February 10th, 2014, 10:37 PM
How does Google Analytics determine real users?
We all now know that Google Anal (oops, I mean Analytics) provides a reporting API to request a page view count by URL. And we also all now concede that GA is amazing.
My question is purely academic and I have no practical use at the moment, however, I am curious how GA does it? Is it server side browser sniffing? Is there a client side JS component, and if so, does it not count non-JS client hits? Does it constantly change to keep ahead of the newest Bots? Does it use some totally different AI?
February 11th, 2014, 06:35 AM
I'm not aware of any member who works at Google, so not sure what you expect from us.
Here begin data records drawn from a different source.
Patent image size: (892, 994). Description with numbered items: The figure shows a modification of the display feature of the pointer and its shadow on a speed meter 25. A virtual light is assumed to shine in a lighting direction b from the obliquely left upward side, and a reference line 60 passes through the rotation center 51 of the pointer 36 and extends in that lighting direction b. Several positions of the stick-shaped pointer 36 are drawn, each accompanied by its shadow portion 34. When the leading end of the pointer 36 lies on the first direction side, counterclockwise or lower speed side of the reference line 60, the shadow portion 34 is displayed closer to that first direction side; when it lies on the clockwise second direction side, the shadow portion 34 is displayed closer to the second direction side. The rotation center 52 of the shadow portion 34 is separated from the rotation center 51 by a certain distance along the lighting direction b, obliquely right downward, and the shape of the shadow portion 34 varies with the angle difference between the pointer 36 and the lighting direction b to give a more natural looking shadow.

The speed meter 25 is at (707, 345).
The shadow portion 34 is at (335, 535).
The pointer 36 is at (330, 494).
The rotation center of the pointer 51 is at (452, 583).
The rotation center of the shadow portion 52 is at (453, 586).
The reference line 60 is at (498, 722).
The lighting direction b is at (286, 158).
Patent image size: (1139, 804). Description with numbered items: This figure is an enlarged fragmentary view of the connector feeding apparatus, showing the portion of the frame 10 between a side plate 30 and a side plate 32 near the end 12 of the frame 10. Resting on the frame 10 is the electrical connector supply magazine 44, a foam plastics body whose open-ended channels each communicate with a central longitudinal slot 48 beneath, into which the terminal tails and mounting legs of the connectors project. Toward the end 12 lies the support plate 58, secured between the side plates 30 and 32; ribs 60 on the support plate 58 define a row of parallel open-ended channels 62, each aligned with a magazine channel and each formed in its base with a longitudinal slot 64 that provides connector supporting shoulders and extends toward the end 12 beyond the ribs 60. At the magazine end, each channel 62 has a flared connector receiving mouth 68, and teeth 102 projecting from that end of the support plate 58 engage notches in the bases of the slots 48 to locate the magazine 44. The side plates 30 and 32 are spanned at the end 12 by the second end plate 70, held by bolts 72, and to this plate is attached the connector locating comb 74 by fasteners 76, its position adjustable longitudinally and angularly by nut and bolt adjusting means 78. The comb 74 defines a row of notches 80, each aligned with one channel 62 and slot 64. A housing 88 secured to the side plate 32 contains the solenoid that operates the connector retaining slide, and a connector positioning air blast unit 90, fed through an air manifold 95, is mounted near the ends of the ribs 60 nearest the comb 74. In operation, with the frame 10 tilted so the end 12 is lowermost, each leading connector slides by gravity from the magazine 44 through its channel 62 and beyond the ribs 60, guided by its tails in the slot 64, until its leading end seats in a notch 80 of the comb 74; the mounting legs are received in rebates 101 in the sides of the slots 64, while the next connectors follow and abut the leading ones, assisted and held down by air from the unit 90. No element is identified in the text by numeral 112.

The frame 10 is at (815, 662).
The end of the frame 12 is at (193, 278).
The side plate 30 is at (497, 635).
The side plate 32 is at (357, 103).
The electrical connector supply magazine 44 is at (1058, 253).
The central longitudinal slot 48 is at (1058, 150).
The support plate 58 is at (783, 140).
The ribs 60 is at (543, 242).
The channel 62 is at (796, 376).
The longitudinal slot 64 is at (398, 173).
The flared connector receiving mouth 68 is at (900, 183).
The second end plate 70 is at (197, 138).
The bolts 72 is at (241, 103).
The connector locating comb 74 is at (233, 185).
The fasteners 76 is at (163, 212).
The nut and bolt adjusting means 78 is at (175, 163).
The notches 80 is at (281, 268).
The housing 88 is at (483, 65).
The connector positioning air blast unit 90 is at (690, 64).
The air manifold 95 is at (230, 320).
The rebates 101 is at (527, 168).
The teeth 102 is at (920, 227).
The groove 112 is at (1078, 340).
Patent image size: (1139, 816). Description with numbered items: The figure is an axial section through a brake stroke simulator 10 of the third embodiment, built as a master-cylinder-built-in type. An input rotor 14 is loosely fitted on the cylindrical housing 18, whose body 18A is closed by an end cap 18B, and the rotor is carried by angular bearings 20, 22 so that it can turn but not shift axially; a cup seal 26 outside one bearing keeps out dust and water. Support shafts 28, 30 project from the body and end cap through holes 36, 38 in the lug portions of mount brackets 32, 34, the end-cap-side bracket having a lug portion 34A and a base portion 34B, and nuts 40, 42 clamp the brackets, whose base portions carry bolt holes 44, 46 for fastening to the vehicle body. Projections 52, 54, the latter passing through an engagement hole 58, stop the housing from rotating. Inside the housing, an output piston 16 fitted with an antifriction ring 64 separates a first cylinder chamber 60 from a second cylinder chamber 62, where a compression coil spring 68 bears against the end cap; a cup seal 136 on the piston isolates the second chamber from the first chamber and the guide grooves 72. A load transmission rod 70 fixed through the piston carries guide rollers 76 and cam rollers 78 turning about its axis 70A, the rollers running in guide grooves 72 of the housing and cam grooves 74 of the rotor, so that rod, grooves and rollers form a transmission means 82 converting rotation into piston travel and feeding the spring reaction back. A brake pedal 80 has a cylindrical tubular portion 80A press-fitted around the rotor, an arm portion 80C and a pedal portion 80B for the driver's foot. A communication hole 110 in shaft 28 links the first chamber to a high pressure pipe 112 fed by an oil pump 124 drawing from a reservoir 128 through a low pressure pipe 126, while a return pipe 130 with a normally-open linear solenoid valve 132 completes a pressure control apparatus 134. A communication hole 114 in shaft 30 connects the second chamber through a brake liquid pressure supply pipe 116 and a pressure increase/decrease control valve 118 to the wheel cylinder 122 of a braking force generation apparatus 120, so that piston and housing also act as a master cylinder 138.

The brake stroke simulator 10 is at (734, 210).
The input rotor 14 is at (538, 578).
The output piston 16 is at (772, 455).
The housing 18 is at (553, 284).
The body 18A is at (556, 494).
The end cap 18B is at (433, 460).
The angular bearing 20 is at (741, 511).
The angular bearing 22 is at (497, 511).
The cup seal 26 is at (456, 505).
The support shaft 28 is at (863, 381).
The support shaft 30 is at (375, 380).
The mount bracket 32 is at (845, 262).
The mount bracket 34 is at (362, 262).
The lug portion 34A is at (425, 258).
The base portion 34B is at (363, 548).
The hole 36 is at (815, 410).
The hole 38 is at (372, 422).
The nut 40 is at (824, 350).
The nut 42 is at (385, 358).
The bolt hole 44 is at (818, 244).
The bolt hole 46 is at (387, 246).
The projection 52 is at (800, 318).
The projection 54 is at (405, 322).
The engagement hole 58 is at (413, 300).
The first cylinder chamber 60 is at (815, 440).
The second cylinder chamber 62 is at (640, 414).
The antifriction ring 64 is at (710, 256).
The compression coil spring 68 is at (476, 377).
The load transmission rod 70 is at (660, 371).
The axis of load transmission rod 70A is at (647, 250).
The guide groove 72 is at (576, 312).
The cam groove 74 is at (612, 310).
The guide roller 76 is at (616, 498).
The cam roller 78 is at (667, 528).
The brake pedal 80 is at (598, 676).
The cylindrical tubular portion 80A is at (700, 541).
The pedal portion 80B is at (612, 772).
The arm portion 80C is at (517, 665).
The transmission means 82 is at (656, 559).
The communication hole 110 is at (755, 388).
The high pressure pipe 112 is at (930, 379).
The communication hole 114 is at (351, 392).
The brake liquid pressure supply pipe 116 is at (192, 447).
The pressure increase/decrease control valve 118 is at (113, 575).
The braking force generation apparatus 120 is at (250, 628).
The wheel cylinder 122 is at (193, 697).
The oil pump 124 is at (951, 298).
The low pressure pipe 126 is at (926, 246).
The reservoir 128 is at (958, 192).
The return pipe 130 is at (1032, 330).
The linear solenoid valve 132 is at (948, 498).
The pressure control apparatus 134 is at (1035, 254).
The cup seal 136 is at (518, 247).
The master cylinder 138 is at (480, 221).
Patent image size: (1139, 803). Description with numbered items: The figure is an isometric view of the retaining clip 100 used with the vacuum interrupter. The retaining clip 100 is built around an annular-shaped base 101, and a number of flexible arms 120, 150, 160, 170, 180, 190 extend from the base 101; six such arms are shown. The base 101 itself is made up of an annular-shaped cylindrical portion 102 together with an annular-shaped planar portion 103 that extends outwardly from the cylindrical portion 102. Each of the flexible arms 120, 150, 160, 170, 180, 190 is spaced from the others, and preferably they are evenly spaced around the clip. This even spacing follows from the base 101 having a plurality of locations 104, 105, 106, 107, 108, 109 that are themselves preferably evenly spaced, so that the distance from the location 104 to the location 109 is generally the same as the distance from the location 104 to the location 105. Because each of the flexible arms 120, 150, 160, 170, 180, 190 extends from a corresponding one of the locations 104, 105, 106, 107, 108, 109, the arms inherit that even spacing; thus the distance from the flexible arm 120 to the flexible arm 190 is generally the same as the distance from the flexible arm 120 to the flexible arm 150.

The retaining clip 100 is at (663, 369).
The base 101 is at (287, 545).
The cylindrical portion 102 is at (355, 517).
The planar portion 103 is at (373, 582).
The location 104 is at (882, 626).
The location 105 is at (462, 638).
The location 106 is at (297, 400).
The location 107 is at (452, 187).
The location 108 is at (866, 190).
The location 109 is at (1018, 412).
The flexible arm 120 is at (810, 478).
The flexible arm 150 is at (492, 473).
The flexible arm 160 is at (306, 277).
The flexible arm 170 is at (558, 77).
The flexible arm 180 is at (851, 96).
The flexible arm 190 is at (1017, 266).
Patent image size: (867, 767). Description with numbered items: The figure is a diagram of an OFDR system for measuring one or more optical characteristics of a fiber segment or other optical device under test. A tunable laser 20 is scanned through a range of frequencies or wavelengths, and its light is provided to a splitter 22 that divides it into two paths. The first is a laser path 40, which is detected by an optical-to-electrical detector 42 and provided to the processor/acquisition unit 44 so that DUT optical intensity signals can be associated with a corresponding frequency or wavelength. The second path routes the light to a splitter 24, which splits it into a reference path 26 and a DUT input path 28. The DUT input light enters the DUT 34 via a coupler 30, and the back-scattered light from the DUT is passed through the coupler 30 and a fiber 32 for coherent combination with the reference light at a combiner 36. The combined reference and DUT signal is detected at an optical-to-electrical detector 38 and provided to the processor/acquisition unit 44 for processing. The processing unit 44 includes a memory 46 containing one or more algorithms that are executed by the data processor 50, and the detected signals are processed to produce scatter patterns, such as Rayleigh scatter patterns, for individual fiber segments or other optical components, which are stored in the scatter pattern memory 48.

A bunch of speculations?
February 11th, 2014, 07:11 AM
Just a logical hypothesis.
Originally Posted by Jacques1
February 11th, 2014, 12:05 PM
My guess would be they start with some basic useragent / ip filtering of known bots and then move on to some heuristic algorithms that use data gathered across several several sites and across time to help filter things further.
For example if you see a particular agent requesting a page on a site every couple of seconds for an extended period you could reasonably assume that is a bot crawling the site.
If you see an agent hitting a bunch of completely unrelated sites consistently or at the same time you could make an assumption that they are likely a bot as well.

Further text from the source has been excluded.